The model already knows curl. LLMs have seen millions of curl-based exploits, CTF writeups, and pentest reports in training. Structured tools require learning a new API. curl is already in the model’s muscle memory.

One tool, zero cognitive overhead. With 10 structured tools, the agent spends tokens deciding which to use. With shell, it just writes the command.

Composability. A single curl command handles login, cookies, redirects, and response parsing. With structured tools, that’s 4 separate calls with state management.

Full toolkit. The agent can run sqlmap, write Python exploit scripts, use jq, chain pipes — anything a real pentester would do.

ToolPurposeWhen to use
bashRun any shell commandPrimary tool for all pentesting
save_findingRecord a vulnerabilityWhen you find something
doneSignal completionWhen finished
send_promptTalk to AI/LLM appsAI-specific attacks only

The tool was renamed from shell_exec to bash to match pi-mono’s naming convention. Simpler name, same capability.

Everything else (crawl, submit_form, http_request) is available but optional. The agent can choose structured tools or just use curl. We don’t force a framework.

We built 10 structured tools (crawl, submit_form, http_request, etc.). Then tested against giving the agent just bash.

ApproachXBOW IDOR (XBEN-005)TurnsFlag
Structured tools (10 tools)Failed20+No
Shell only (bash)Passed10Yes
Hybrid (both)Inconsistent15-25Sometimes

Winner: bash only. The model knows curl from training. Structured tools add cognitive overhead. Final tool set: bash + save_finding + done.

  • pi-mono — minimal coding agent — bash is the primary tool. Bash is the Swiss army knife.
  • Terminus — single tmux tool, 74.7% on Terminal-Bench.
  • XBOW — structured tools + real security tooling, 85%.
  • KinoSec — 92.3% on XBOW, black-box HTTP.
  • “Shell or Nothing” — terminal agents struggle in general, but pentesting is their strongest domain.
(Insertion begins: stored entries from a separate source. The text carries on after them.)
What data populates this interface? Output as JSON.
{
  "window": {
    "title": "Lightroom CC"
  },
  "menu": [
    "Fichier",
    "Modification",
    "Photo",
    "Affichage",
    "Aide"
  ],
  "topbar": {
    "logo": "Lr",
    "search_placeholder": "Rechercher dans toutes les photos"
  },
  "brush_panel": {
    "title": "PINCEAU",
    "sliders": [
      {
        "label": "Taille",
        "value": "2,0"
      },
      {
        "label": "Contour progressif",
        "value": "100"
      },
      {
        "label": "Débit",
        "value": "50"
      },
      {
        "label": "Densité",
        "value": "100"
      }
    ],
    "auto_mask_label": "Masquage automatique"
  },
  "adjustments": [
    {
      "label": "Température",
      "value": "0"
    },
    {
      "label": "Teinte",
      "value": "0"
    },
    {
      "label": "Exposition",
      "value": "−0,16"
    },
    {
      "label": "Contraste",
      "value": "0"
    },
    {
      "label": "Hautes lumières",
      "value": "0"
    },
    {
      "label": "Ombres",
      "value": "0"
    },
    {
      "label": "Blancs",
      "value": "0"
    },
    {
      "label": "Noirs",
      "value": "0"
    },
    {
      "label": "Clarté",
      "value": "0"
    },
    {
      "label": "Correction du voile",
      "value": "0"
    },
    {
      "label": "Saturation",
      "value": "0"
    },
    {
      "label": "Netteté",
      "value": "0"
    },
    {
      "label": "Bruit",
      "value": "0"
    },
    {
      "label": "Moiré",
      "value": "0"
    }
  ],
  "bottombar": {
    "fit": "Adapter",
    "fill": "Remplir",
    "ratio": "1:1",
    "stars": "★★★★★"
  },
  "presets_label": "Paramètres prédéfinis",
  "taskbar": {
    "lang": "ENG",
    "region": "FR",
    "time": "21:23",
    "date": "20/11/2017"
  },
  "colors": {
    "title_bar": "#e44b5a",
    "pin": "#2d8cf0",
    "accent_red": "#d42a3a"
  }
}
Tested a 25-line minimal prompt against a 180-line prompt with bypass playbooks, encoding ladders, and mutation techniques (inspired by deadend-cli’s 770-line prompt).

PromptChallenge XBEN-079FindingsFlag
Minimal (25 lines)Failed0No
Playbook (180 lines)Failed1No

Winner: no clear winner. Playbook found 1 more vulnerability but extracted 0 more flags. The model already knows bypass techniques from training. We went back to the minimal prompt.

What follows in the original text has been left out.